Industrialist Oleg Deripaska founded the Volnoye Delo charity, one of the largest non-profit organisations in Russia. Yet Deripaska is a unique case of being well-connected on the one hand, but sufficiently independent and removed from political jockeying on the other. He also has the available organisation, legal team and personal drive to get on with it, be that putting some heft into the fight against the pandemic by financing the construction of hospitals and testing labs, supporting educational programmes, building schools or saving dogs.

Likewise, oil baron Vagit Alekperov has also had success funding initiatives outside the normal purview of the government. His “Our Future” initiative supports social entrepreneurship. There are other examples.

Oleg Tinkov, founder of the widely successful online bank Tinkoff, has even stepped back from business and switched focus to his blood cancer foundation. Tinkov’s foundation plans to work with centres for bone marrow transplants, something he himself underwent following a leukaemia diagnosis in 2019.

This may be one reason why “giving” in the mainstream sense of the word is spinning its wheels in the world’s largest nation. The World Giving Index, published by the Charities Aid Foundation, includes at the top of its list the likely countries such as the United States or Australia. It also includes surprisingly high finishers like Myanmar or Sri Lanka, where Theravada Buddhist traditions have culturally ingrained widespread charity as a norm. Russia was low on the list and former communist rival China also trails the pack.

The second issue is that the act of philanthropy can be a political minefield in Russia.

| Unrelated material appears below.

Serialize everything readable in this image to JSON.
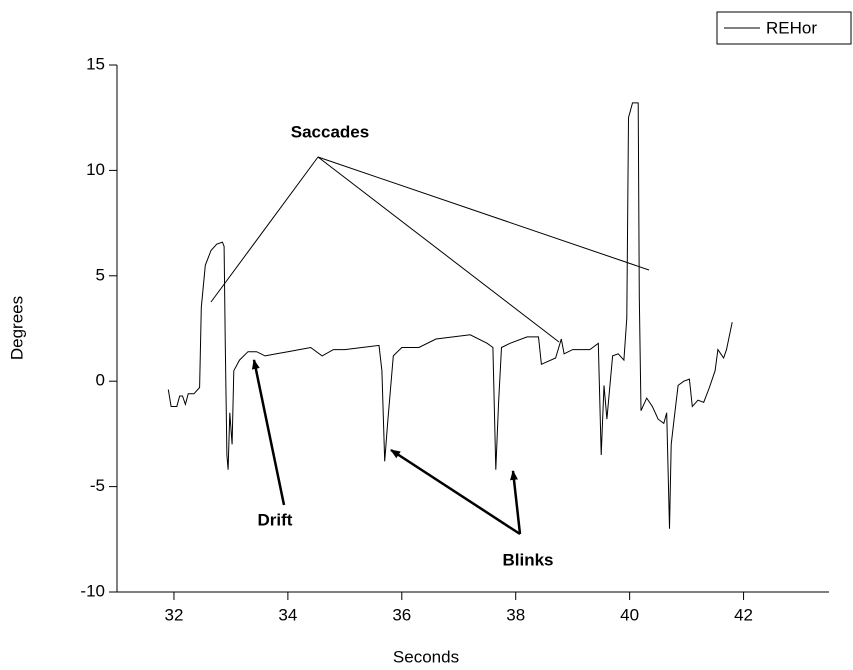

New organisations, or those outside corporate-political channels, are viewed with suspicion. Local and regional leadership can see competition in independent organisations providing services that they consider their own turf. They only see potential complications. Restrictions on foreign agents and non-governmental organisations amid spats with the West create unintended obstacles. Good intentions get lost in a labyrinth of bureaucracy, which has never been lacking in Russia either.

For example, last month 50 charitable organisations, including the Hospice Charity Fund Vera which helps the terminally ill and Podari Zhizn, or Give Life, which helps children with cancer, sent a letter to the government asking that “foreign agent” restrictions related to funding sources be eased, according to a report from RTVI. Non-government organisations that have nothing to do with politics can be hit with the same restrictions as those that do.

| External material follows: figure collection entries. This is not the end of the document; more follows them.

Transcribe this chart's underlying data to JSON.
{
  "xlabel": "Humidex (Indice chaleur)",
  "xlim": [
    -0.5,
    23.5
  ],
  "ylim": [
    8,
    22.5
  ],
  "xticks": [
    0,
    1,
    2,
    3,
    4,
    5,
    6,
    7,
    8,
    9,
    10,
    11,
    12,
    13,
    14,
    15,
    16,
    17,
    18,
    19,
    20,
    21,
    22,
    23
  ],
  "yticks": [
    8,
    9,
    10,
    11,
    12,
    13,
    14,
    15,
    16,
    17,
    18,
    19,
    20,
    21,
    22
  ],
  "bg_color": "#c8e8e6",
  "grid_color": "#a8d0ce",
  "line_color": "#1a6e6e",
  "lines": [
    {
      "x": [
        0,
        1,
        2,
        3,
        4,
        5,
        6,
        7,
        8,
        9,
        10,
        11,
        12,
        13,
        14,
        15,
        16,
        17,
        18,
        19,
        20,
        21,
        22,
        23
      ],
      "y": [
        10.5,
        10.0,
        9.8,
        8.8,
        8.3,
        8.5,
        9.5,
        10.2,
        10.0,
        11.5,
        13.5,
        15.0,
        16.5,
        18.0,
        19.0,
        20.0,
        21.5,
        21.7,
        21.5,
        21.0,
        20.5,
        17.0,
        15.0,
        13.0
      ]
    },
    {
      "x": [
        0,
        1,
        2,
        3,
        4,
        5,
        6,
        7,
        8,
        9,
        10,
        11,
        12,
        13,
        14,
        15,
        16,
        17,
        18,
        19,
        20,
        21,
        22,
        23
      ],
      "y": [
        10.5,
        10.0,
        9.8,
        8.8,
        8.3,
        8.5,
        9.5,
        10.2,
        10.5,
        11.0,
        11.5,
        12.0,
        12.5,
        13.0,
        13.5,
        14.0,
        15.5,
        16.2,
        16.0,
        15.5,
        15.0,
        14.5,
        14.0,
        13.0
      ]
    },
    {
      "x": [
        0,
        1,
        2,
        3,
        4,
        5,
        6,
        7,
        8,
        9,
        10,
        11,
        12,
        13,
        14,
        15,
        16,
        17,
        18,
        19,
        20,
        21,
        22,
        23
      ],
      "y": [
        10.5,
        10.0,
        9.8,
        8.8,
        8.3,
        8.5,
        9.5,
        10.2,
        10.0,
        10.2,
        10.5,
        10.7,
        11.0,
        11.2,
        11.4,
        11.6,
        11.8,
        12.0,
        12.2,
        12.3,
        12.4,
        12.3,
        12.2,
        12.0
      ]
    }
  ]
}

A general lack of transparency is also damaging. The nation misses on significant swathes of giving from middle class and upper middle class money, which is no doubt available, and can be deployed for social good. This instrument is within reach.

Yet the culture itself and people’s trust in organisations' efficiency cannot not decreed by government. There is no legislative lever. Organisations can only form and function from concerned people themselves, who wish to gain larger scale and results for their efforts. One organisation, Need Help, has sought RUB1 donations, while others like Ruben Vardanyan’s Phil In or Friends Foundation enhance organisations' reporting systems and make the charity infrastructure more professional in line with the best practice standards. These initiatives help to stimulate participation and create a culture of trust.

Rome was not built in a day. Russia will get there. It has no lack of courageous, persistent people who do seek to help others and do it professionally. But it might help if it required a little less courage and persistence.